Her roles at this time included Marguerite in Gounod's Faust, Micaela in Bizet's Carmen, and Pamina in Mozart's The Magic Flute.
[1] In May 1915, Sir Thomas Beecham heard her for the first time, in La traviata, and immediately signed her for a Proms Concert two weeks later, to sing Tatiana's Letter Scene from Tchaikovsky's Eugene Onegin.
In July she sang Countess Almaviva in Mozart's The Marriage of Figaro, and in November came her first Constanze in Die Entführung aus dem Serail.
She also appeared in Holst's Savitri, and in a Royal Choral Society concert presentation of Berlioz's The Damnation of Faust under Sir Hamilton Harty.
She also appeared in 1925 in what would become an annual tradition for the next 15 years – a staging with scenery and costumes of Samuel Coleridge-Taylor's The Song of Hiawatha, initially with the RCS under Eugene Goossens.
[1] In 1929 she appeared in a performance of Delius's A Mass of Life with Astra Desmond, Tudor Davies and Roy Henderson with Sir Thomas Beecham leading the BBC Symphony Orchestra.
[1] The bulk of her estate was used to found the Miriam Licette Scholarship, which is administered by the Musicians' Benevolent Fund, awardees being permitted to study anywhere in France, with particular emphasis on the interpretation of French mélodie.

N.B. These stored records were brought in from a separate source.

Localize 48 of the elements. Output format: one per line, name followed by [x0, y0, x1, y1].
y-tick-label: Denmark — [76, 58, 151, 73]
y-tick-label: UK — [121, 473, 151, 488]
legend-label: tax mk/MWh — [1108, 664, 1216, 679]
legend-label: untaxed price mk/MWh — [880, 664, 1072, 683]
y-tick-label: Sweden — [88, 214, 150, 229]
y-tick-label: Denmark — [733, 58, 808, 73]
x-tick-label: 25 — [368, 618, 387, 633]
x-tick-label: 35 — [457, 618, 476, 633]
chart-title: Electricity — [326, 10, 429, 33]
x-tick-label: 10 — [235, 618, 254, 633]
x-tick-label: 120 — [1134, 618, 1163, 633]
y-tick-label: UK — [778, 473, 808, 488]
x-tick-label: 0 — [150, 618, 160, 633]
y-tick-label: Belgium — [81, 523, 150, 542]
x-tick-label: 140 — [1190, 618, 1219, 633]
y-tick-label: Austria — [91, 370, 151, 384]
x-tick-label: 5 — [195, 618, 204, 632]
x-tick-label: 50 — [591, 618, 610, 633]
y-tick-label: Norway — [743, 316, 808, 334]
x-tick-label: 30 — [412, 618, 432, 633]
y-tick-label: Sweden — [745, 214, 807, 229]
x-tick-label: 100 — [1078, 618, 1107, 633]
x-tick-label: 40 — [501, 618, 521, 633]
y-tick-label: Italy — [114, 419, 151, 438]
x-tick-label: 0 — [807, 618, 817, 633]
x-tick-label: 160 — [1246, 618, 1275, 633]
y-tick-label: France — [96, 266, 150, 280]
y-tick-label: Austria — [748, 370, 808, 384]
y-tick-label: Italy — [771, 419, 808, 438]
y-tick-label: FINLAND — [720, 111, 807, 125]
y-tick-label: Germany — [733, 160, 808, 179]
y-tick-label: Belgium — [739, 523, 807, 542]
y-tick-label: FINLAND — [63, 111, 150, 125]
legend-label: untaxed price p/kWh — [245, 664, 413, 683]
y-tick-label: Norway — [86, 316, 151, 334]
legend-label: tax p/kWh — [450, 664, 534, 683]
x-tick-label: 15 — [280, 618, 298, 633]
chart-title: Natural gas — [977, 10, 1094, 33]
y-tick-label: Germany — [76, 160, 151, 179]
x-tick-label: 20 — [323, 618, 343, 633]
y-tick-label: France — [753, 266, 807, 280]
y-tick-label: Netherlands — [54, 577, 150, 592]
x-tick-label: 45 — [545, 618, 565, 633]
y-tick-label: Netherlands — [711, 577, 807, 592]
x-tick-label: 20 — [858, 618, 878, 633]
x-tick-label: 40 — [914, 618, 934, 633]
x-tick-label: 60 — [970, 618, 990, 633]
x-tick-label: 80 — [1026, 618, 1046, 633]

[6] Her recordings include a complete Faust under Sir Thomas Beecham (1930);[7] substantial extracts from William Vincent Wallace's Maritana;[8] and Santuzza in Cavalleria rusticana and Nedda in Pagliacci.
[4] Her associate artists in these recordings include Dennis Noble, Heddle Nash, Muriel Brunskill, Harold Williams, Frank Mullings and Clara Serena; and the conductors Sir Thomas Beecham, Percy Pitt, Albert Ketèlbey, Hamilton Harty, Hubert Bath, Felix Weingartner, Eugene Goossens, Clarence Raybould and Stanford Robinson.